Who On Earth Would Defend Set-Pieces Like This?

Who On Earth Would Defend Set-Pieces Like This?
December 28, 2009 Paul Tomkins

Aston Villa have yet to concede a headed goal in the Premier League this season, and are known to be one of the very best set-piece teams around.

Yet look at the ‘crazy’ way they defend corners (see image below). Seven players defending zones, not men. And all eleven men back in the area to defend. Surely only a Spaniard based on Merseyside would employ such ideas?

I don’t go out of my way to watch Villa on TV, but I’d be surprised if Martin O’Neill gets the same kind of criticism that comes the way of Rafa Benítez for his use of this wacky continental policy.

Perhaps it just goes to show that there is nothing wrong with marking zones at set-pieces.

After all, Liverpool’s record over the years, on the whole, has shown it to be hugely successful. Who’d have thought it?

But as with anything Benítez does, any time it doesn’t work – and no system works 100% of the time – he is singled out for excessive criticism. Of course, Liverpool no longer tend to mark posts. As can be seen in the image below, Villa have two men marking these ‘zones’; by contrast, Liverpool tend to have more men in the ‘man-marking’ area between the six-yard box and the edge of the penalty area.

For the past umpteen weeks, Liverpool’s set-piece defending has been near-perfect. Ever since the injuries abated, this is one area of the team that has – as I predicted – improved to something like its old, reliable levels.

But as soon as a corner or free-kick breaches the back-line, expect the usual over-the-top debate.

Meanwhile, Chelsea’s man-marking has caused them all sorts of problems – yet, as Andy Gray often acknowledges when they have a corner of their own, they are a very big side.

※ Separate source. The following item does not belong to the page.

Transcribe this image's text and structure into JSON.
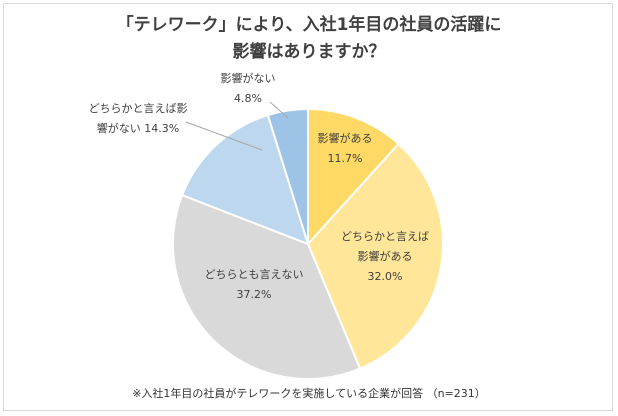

And as I noted at the start of the season, Liverpool are now, on average, two inches shorter than in 2005/06, when, using zonal defending, Liverpool had the best record in handling set-pieces. So in reality, Chelsea have fewer excuses for their woes – less defensive disruption this season, and a greater number of big players.

Just another example of how some managers are allowed to manage, while others have their every decision pulled apart.